As a member of the H & E Committee, l continually questioned this program, especially when the county trained 120 some people for work on lead abatement, yet none of them were hired.

To supplement the HUD program, Dave Williams as H & E Chairman sponsored setting aside $750,000 in County Funds that now stand at roughly $625,000, $500,000 of which our administrator is planning to continue the lead abatement program, or another roughly 40 homes, out of 48,000 home in Peoria with some type of lead problem.

As in all government projects, some "appear" to be making money that slides beneath the radar of the ordinary citizen. A lot of information on this project has never surfaced such as the early involvement of PEECO, some questions need to be answered to the taxpayers here, and the problem of meeting Peoria County's strict policy of using only prevailing wages on the $750,000 county commitment while HUD did not require prevailing wages be used on the $3 million HUD committed in 2007.

When this house is completed, does the developer own the house until it is sold? If it sits on the market a while, who pays for the maintenance and upkeep?

So many unanswered questions here. I'll find more out next week. Look for more unanswered details on this "bumb-lead" project.

As an aside, Dave Williams is running again for County Board. Dave was very involved in fiscal sanity and much concerned about not needing to raise taxes. Also, Karrie Alms, always concerned about where this community is heading fiscally, is running for Lynn Pearson's position.


Merle Widmer said...

Notice to the affected Township Assessor. This house once sold for whatever amount, should be assessed at the $140,000 figure cost. If not, why not? It's being sold way below cost. It's not being sold at it's fair value if it cost $140,000 JUST to renovate it.

If it cost $140,000 to renovate it, it must be worth $140,000 plus the land regardless of what it sells for.

If not, why can't I sell my house to someone in my family for say, 1/3 it's value. Using this case as an example, why would my buyer have his new home assessed at it's fair value??

Anonymous said...

In keeping with our commitment educating the community and its leaders on LEAD related matters that will affect the region's children, the Westside Environmental Plan of Action Committee (WEPAC) warns:
The US Environmental Protection Agency has enacted the Renovation, Repair and Painting (RRP) Rule (scheduled to take affect April 22, 2010) that requires all contractors that disturb more than 6 square feet of painted surface, in a structure built prior to 1978, to undergo RRP training or be faced with a fine up to $32,500.00 per violation. This rule will apply to ALL (general, painting, plumbing, carpentry, electrical, HVAC and other) contractors that work on older homes. WEPAC will do its part to assist those municipalities, community-based organizations, contractors, real estate/homeowners associations, unions, and others in complying with this national requirement. WEPAC has in the past offered to lend its expertise to assist both the City and County of Peoria (including the Peoria City/County Health Department and the County's Health and Environmental Issues Committee) with its LEAD related issues, with neutral or negative results.

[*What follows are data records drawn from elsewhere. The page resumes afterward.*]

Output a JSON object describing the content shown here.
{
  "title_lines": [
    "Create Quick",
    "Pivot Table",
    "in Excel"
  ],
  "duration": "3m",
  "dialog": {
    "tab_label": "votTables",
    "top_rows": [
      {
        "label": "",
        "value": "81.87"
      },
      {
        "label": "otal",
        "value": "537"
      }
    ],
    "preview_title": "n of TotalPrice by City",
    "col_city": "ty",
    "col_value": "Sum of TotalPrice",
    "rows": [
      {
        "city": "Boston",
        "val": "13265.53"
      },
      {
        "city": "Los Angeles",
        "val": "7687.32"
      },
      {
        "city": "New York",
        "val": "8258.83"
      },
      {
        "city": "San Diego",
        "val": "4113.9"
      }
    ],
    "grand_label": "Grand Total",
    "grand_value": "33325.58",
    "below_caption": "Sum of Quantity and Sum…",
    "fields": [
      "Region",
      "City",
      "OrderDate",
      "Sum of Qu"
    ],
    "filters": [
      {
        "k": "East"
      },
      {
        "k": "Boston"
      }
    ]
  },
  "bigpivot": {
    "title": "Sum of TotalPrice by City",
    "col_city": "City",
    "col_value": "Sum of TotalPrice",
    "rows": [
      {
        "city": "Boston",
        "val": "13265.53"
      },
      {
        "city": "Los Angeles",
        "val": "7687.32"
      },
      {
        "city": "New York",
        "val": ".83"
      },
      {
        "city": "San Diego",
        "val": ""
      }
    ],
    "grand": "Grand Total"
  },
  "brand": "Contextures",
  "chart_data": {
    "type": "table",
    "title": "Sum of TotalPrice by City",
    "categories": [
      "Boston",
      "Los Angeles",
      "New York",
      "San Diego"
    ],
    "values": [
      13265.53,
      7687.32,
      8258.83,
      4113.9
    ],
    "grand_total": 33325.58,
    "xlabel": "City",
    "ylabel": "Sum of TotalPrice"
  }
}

It is our hope that City/County leadership does not make the same mistake twice, as the children of Peoria County deserve environmentally-safe housing in which they can safely live, learn and grow.

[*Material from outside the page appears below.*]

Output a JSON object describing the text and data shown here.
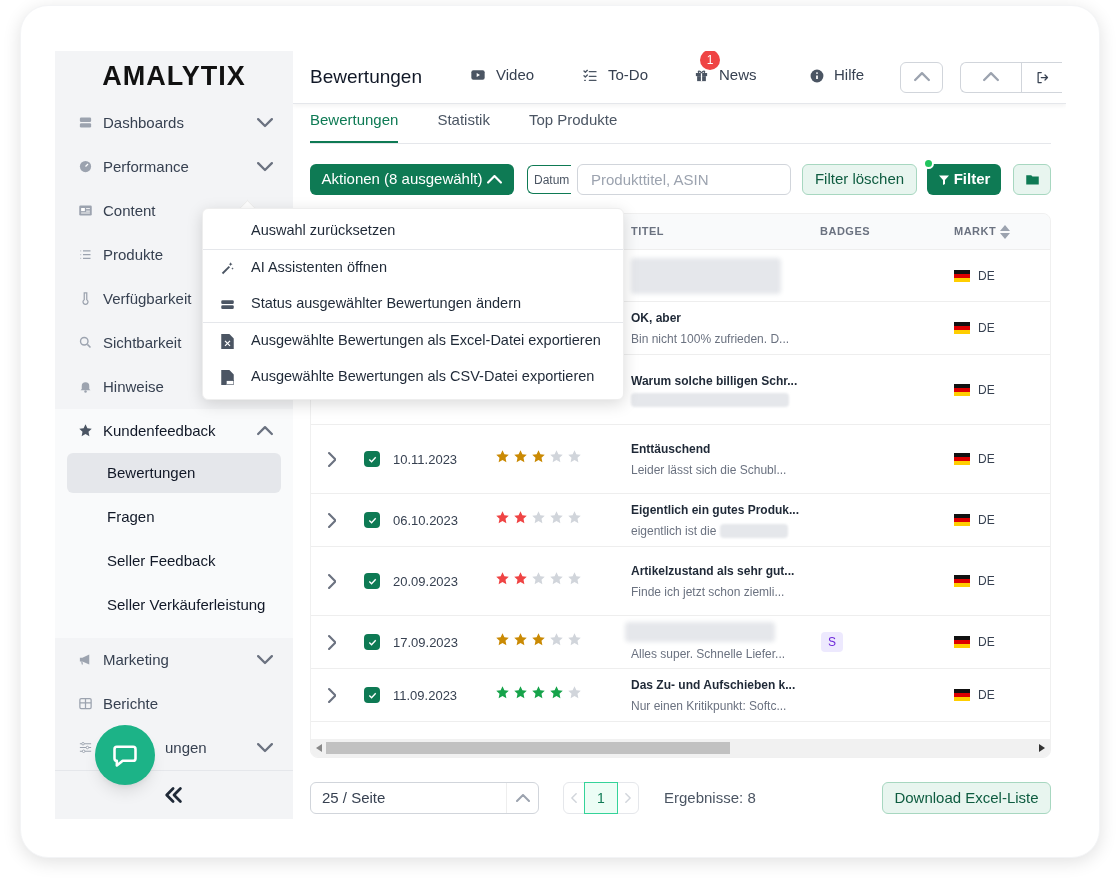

Is your contractor an EPA RRP accredited firm? If not he/she can be causing irreparable damage to both you and your children.

D Doc McClellon
Training Manager,
Westside Environmental Plan of Action Committee (WEPAC)

Anonymous said...

Regarding your own comment on the post, Merle, I know where you are going but you are wrong. The value of a house is not equal to the amount of money you spend on it. I just spent $12K on a new roof -- does that mean my house is worth $12K more? How about when I replaced my ancient boiler a few years back for $6K -- did that add $6K to the value? I don't make improvements just for the hell of it. I'm hoping that they are investments. But I also know there isn't always a dollar-for-dollar value to some improvements. In fact, some (like a roof) are needed just to keep the value where it is.